For instance, this week I started a "From the Page to the Stage" residency at a daycare half an hour away. (This is the place where a kid called me Jackie Chan.) Apparently, this WorkShop has never been booked before, so it's crucial that I chronicle how it goes. So far, we've only introduced ourselves and chosen a book (page) which we will adapt into a play (stage). There's a final performance in two weeks, in the late afternoon just as parents are about to pick up their kids. Next week we'll cast and block, and in the third week we'll rehearse.

The book? Wait! I Want to Tell You a Story, by Tom Williams. I just finished the adaptation today.

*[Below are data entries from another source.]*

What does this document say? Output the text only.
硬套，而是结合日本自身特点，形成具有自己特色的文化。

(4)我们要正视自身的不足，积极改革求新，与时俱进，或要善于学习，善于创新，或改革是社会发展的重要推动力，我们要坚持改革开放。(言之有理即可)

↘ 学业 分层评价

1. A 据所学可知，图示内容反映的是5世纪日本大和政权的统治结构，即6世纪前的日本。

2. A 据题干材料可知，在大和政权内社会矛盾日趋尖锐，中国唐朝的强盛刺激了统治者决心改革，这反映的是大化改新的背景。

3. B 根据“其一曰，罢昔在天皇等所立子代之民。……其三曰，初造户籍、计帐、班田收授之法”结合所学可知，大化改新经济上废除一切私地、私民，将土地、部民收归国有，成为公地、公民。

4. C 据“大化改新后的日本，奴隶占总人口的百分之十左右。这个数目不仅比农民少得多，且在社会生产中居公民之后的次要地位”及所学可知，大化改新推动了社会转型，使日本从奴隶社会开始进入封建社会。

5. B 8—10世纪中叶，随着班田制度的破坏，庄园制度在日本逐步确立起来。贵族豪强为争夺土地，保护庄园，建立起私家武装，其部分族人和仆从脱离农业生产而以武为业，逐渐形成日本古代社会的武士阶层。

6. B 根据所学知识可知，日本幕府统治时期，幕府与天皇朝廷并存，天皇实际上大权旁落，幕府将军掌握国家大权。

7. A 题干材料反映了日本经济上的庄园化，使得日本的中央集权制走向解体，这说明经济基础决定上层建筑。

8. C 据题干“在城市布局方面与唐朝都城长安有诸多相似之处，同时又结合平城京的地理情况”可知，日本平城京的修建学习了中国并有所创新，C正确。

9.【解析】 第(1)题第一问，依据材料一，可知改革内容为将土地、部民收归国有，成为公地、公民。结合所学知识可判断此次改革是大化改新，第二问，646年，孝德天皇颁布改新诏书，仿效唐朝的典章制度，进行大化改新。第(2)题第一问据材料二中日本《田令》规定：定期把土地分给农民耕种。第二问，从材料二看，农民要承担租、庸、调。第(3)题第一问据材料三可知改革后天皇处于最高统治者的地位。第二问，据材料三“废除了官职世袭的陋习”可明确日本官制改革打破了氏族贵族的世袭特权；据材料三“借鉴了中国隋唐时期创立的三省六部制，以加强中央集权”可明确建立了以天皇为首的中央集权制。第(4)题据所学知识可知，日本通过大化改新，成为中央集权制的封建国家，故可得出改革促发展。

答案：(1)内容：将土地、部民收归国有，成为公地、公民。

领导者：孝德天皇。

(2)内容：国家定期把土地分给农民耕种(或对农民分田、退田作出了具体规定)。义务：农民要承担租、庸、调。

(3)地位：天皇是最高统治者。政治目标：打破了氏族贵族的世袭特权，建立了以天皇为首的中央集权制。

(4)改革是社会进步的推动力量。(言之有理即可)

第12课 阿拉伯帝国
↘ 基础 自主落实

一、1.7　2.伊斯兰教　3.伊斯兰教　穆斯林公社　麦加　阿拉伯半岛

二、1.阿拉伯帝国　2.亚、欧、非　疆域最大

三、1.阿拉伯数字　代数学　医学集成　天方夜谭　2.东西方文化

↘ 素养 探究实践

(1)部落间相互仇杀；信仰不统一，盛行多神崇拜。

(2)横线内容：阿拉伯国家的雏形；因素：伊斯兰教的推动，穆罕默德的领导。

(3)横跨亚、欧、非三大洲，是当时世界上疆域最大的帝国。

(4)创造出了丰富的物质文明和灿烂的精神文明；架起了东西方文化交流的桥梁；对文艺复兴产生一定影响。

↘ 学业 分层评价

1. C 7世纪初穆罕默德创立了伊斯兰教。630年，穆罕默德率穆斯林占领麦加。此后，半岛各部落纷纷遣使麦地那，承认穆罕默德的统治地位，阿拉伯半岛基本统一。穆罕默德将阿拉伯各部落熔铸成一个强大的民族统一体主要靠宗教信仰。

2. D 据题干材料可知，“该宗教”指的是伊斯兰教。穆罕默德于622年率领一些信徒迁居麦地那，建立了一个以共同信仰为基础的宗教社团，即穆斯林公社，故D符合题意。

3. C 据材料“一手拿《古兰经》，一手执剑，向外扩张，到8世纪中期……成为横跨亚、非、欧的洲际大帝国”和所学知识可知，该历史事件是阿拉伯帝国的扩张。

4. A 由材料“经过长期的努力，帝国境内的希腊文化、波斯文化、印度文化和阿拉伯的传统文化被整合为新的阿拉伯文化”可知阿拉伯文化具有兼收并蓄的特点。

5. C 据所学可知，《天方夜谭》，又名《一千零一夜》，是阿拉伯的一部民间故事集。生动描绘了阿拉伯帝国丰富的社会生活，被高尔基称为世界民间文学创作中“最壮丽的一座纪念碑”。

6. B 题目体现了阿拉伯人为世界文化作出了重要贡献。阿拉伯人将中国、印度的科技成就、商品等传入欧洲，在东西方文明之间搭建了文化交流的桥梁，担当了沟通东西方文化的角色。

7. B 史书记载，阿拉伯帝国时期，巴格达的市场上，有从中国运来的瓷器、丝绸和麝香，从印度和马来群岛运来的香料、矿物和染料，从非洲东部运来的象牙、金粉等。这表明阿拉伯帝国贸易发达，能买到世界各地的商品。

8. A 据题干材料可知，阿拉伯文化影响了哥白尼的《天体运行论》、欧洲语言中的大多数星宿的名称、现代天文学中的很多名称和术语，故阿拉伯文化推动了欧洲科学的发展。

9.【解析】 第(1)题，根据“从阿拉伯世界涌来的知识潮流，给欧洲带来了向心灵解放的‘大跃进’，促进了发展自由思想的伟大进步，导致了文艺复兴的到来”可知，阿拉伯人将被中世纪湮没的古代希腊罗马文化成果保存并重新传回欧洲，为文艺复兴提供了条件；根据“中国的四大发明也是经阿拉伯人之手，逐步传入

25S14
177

The choosing of the book was interesting. I went to the library's children section to browse, and a librarian asked to help. I told her what I wanted: a short picture book with a large cast of characters that would appeal to a wide age range. The librarian told her fellows, and soon there was a squad of six or more librarians scanning through the aisles of skinny spines. They plopped thin, jacketed hardcovers in a pile and kept searching. At the daycare, I showed covers and held a vote, and then read the most popular ones, which were voted on again. There was Lincoln-Douglas-style debate which allowed the kids to make arguments for or against certain picks. Then we had the final vote. They picked the story in which a muskrat, about to be eaten by a tiger, belays his demise by telling a story...in which a frog is about to be eaten by a shark but belays it by telling a story...and so on.

I had hoped they would pick Edwina, the Dinosaur Who Didn't Know She Was Extinct, but for a purely selfish reason: I want to adapt it into a play anyway.